Powerful April blizzard to unfold across the northern Plains this week
Following a major storm that dropped heavy snow across the north-central U.S. to end last week, a stronger one will move in this week, and AccuWeather forecasters warn that heavy snow and strong winds could shut down highways.
Another strong storm will arrive early in the coming week and turn into a full-fledged blizzard on Tuesday and Wednesday.
Another blockbuster storm that will unload heavy snow and stir up strong winds is likely to evolve into a full-fledged blizzard and significantly impact travel this week across a large portion of the northern Plains, according to AccuWeather forecasters.
Numerous wintry storms have plagued the north-central United States over the past several weeks and months, and this week's blizzard is expected to be even stronger than the latest snowstorm to impact the region, which also unleashed a swarm of tornadoes and severe weather.
"This next storm will be a classic spring blizzard," said AccuWeather Senior Meteorologist Joe Lundberg.
After bringing some snow and lower-elevation rain to the Pacific Northwest this weekend, the storm will gather energy as it crosses the Rockies on Monday. By Tuesday, the storm's center will emerge over the central Plains, and heavy snow will begin to break out across the northern Plains, accompanied by strong winds.
"A large temperature contrast between Arctic air coming in from the north and warm air from the south will feed the storm and cause it to deepen rapidly and generate powerful winds on Tuesday," said Lundberg. "Where that interacts with the heavy snow to the northwest of the storm's track, it will result in extremely poor visibility for hours on end due to blowing snow."
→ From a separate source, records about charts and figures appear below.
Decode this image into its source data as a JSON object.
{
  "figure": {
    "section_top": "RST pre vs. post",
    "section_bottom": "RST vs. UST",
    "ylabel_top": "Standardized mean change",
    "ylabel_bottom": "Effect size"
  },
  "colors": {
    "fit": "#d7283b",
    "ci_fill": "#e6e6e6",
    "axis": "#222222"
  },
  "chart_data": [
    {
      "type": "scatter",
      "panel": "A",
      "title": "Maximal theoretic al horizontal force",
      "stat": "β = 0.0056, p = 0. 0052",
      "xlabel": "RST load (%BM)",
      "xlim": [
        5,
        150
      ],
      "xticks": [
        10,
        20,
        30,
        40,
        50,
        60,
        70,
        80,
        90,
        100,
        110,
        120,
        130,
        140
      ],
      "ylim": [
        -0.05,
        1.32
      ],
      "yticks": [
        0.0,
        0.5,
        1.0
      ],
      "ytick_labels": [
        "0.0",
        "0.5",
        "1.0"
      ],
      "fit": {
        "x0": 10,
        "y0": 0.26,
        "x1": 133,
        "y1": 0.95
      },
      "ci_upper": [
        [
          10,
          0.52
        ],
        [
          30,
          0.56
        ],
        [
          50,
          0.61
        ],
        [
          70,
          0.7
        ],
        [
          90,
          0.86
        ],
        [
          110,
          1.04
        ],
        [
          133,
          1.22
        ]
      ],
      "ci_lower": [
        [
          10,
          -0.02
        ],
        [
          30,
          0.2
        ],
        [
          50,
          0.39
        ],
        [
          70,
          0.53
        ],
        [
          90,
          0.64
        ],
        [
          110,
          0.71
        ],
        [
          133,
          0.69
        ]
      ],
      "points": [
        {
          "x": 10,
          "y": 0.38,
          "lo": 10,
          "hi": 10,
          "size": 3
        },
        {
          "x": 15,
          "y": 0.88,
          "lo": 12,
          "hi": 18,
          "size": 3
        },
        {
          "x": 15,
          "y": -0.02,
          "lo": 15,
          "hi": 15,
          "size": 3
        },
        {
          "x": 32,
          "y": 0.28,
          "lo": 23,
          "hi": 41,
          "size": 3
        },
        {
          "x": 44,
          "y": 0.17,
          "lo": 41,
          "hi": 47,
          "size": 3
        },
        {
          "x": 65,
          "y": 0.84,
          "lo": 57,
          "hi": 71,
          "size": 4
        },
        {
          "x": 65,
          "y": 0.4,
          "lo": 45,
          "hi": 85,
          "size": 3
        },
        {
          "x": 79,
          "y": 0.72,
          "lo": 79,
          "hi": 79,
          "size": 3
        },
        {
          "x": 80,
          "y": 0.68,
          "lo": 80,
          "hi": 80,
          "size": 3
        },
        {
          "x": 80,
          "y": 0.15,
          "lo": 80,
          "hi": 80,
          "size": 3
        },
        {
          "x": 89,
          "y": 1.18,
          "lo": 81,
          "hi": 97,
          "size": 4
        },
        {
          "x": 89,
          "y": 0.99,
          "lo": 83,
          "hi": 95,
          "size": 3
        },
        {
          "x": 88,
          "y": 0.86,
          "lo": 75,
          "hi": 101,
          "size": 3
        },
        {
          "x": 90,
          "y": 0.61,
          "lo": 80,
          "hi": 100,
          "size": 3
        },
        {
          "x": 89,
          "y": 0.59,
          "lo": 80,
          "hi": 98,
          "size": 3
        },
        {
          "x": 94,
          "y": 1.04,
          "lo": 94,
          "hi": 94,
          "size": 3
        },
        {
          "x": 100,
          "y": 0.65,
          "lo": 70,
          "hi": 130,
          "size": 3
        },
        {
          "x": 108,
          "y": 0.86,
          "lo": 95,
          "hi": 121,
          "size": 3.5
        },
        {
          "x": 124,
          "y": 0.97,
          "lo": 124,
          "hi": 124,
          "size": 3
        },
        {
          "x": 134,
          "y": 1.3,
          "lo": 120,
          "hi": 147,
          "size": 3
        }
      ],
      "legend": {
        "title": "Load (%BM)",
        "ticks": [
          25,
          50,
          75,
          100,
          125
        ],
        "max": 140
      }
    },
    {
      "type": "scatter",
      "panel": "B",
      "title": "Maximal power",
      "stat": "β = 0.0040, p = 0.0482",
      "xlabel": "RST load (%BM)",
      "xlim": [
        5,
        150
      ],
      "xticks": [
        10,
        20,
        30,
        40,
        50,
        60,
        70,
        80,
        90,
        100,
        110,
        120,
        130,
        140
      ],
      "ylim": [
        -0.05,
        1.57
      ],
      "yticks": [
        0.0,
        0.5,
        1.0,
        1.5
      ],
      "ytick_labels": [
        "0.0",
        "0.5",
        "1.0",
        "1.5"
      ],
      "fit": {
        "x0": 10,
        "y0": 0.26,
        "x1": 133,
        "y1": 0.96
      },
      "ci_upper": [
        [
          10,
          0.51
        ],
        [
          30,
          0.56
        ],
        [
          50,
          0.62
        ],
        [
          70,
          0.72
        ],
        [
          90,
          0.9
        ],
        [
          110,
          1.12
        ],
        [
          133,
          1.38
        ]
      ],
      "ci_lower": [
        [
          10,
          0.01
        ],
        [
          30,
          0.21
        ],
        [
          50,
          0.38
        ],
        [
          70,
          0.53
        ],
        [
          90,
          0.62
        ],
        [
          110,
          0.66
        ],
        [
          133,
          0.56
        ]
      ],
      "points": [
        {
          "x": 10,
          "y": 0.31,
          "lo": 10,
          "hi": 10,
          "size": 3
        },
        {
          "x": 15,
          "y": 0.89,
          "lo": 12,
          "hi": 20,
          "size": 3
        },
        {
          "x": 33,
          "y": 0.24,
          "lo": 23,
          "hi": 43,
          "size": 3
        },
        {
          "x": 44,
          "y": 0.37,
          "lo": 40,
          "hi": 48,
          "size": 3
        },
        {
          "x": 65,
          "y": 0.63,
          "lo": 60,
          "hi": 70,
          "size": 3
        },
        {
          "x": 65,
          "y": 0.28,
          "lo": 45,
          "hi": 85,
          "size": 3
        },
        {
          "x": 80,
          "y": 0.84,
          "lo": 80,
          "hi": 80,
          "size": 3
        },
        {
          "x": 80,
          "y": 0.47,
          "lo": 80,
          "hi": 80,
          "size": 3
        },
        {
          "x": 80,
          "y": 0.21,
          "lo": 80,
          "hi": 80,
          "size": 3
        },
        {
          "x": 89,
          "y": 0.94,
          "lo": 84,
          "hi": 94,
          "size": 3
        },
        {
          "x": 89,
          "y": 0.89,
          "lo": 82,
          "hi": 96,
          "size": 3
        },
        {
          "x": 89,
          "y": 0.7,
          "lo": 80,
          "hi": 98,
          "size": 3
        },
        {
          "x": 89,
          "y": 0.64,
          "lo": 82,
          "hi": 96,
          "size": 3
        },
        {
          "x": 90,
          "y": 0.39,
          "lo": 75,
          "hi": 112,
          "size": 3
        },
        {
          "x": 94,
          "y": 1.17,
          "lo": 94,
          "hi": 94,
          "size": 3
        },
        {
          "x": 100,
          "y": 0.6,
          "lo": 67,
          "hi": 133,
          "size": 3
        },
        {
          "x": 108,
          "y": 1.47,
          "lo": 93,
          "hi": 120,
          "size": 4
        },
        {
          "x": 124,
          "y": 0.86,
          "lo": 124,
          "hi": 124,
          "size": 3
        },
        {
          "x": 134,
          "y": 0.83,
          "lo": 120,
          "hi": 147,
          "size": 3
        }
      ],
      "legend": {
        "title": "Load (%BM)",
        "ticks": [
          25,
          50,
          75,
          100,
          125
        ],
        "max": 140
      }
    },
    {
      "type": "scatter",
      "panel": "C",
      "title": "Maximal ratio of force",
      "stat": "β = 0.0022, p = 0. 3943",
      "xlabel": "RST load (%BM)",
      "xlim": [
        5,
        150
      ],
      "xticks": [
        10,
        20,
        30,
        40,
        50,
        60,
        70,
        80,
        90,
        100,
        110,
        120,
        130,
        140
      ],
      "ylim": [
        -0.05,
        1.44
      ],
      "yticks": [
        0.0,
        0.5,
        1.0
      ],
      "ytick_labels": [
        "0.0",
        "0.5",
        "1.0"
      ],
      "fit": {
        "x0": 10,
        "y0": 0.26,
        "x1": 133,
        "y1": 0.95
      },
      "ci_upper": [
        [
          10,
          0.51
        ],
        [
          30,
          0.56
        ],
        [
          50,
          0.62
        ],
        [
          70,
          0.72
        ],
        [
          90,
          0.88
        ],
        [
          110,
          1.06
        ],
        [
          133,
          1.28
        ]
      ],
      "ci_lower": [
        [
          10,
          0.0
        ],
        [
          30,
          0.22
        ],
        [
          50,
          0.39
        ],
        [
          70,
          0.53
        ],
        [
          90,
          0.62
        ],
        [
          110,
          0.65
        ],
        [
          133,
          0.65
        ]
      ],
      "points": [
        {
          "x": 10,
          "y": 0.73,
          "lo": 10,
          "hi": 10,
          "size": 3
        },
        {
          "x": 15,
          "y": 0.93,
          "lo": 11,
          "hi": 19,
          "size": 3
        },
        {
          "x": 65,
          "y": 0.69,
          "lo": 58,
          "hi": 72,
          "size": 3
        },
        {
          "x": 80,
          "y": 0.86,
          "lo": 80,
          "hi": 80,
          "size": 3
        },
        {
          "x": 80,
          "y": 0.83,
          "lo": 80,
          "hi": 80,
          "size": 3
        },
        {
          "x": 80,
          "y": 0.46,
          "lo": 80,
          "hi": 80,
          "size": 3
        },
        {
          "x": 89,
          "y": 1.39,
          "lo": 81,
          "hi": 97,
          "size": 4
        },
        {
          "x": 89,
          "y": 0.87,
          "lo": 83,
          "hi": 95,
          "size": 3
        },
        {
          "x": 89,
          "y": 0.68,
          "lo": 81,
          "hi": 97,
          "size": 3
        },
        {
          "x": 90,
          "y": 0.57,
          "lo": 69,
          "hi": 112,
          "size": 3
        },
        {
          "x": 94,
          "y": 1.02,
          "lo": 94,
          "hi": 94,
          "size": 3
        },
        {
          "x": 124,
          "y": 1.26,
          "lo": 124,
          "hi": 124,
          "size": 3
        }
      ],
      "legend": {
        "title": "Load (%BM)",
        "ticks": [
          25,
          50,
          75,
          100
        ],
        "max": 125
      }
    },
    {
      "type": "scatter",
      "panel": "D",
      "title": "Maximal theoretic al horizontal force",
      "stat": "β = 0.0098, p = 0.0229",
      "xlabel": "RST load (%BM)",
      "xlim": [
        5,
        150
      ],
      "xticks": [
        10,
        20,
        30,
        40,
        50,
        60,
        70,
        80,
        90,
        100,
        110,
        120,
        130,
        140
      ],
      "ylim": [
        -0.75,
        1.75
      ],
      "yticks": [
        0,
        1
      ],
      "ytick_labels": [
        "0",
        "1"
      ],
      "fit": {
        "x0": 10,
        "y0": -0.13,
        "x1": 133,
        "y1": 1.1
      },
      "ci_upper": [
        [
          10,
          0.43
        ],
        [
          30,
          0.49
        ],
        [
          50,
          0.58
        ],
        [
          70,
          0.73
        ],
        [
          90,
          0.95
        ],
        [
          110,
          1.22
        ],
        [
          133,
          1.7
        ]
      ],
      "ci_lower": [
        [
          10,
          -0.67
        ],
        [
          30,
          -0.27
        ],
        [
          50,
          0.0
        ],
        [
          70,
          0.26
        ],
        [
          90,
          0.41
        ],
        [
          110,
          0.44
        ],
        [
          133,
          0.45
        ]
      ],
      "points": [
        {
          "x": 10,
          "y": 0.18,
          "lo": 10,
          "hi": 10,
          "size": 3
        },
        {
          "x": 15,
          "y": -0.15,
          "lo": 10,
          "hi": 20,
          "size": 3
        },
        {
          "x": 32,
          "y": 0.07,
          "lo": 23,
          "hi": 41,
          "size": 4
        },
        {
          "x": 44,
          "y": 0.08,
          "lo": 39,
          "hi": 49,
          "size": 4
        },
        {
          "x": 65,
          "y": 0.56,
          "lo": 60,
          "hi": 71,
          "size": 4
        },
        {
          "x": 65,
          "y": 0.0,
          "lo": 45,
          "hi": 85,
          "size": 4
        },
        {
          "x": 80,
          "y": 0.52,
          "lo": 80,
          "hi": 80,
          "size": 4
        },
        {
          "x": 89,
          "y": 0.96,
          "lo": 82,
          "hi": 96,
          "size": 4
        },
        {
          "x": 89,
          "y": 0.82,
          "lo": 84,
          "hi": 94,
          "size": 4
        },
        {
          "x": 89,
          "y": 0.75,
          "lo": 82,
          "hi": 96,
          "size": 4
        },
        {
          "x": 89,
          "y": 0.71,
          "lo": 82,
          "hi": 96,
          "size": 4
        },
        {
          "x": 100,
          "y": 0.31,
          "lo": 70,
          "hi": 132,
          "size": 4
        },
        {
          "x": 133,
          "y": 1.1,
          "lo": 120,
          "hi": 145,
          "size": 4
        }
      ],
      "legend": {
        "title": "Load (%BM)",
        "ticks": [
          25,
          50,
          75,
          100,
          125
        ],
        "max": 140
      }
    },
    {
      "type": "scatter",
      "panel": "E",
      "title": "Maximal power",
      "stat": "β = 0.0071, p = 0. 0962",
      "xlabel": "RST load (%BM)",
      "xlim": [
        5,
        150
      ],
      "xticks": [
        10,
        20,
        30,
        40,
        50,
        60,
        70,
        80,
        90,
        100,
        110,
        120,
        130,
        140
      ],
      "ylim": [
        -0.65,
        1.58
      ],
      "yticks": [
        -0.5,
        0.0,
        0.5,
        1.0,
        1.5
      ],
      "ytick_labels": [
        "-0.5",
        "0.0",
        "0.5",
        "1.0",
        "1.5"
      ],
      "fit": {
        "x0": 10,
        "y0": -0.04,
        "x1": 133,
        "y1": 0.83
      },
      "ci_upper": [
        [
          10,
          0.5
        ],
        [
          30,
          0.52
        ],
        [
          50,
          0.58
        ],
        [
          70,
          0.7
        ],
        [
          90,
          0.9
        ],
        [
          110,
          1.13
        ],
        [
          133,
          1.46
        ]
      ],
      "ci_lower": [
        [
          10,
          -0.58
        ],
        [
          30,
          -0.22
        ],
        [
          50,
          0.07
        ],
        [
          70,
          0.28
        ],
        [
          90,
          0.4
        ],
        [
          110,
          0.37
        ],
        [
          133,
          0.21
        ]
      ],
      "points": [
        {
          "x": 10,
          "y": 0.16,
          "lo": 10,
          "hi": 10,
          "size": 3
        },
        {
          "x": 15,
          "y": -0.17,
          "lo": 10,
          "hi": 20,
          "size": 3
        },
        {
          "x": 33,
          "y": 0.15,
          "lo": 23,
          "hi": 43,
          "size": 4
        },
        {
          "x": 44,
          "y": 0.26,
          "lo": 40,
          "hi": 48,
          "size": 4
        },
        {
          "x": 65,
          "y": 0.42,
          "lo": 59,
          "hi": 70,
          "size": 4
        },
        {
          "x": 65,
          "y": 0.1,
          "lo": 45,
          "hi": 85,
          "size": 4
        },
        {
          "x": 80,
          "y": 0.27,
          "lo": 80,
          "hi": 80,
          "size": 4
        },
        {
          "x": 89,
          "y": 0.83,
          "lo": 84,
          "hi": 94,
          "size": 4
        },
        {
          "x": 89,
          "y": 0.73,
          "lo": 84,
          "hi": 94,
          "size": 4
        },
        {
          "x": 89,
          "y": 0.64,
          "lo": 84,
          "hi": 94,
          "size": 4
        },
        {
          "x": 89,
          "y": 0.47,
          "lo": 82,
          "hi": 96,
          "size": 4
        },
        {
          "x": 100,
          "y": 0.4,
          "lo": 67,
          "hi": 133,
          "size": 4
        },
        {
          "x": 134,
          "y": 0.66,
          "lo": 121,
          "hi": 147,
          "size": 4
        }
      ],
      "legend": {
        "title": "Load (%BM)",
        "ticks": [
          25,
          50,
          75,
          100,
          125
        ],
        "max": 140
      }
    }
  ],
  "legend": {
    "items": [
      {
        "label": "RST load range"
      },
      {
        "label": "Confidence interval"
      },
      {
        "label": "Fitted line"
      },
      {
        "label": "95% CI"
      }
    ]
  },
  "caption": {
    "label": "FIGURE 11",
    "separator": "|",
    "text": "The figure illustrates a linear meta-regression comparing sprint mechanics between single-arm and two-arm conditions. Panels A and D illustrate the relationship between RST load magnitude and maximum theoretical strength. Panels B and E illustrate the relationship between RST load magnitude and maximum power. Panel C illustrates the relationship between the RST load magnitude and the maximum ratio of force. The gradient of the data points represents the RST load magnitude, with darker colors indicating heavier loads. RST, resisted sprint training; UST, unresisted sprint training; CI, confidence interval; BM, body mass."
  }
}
The worst conditions from the storm will take place from late Tuesday through early Wednesday from eastern Wyoming and northern Nebraska into the Dakotas and northwestern Minnesota. This is when a bonafide blizzard will unfold.
For an official blizzard to be declared, winds must be sustained or gusting to 35 mph, and the visibility must be one-quarter of a mile or less for three consecutive hours, according to the National Weather Service.
"Wind gusts will be at least 50 to 60 mph, and roads and highways will likely be shut down for a time," Lundberg said.
In many areas, the snow that falls from the storm will be very hard to measure accurately due to the strong winds, but overall totals are forecast to exceed a foot in the heart of the blizzard area. Drifts will approach several feet in height due to blowing winds.
The drifting snow and low visibility from the strong winds can make travel nearly impossible for a time, including around many cities. Some locations that will be impacted include Aberdeen and Rapid City, South Dakota; Bismarck, Fargo and Grand Forks, North Dakota; and International Falls, Minnesota.
Residents planning to travel along interstates 29, 90 and 94 could face travel restrictions; it is possible that parts of those interstates could be closed altogether as the blizzard ramps up.
For residents and businesses, the strong winds could also knock out electricity, and restoration could take days as road conditions for power crews will only slowly improve later this week after the storm exits and near-record cold sets in for a time.
Lighter snow amounts of about a few inches will occur near the edges of the storm. These totals will be likely as far north and west as Montana, and to the south and east in the Minneapolis-St. Paul metropolitan area, northern Wisconsin and the Upper Peninsula of Michigan. AccuWeather meteorologists say some mixing of ice or rain will also be possible on the storm’s southern and eastern edges. Part of this region got slammed with heavy, wet snow and power outages last week.
The storm is also expected to trigger another outbreak of severe thunderstorms and tornadoes farther south across the Mississippi Valley and lower Midwest on Tuesday and Tuesday night, also just days after storms unleashed destructive tornadoes from Iowa and Wisconsin to Arkansas.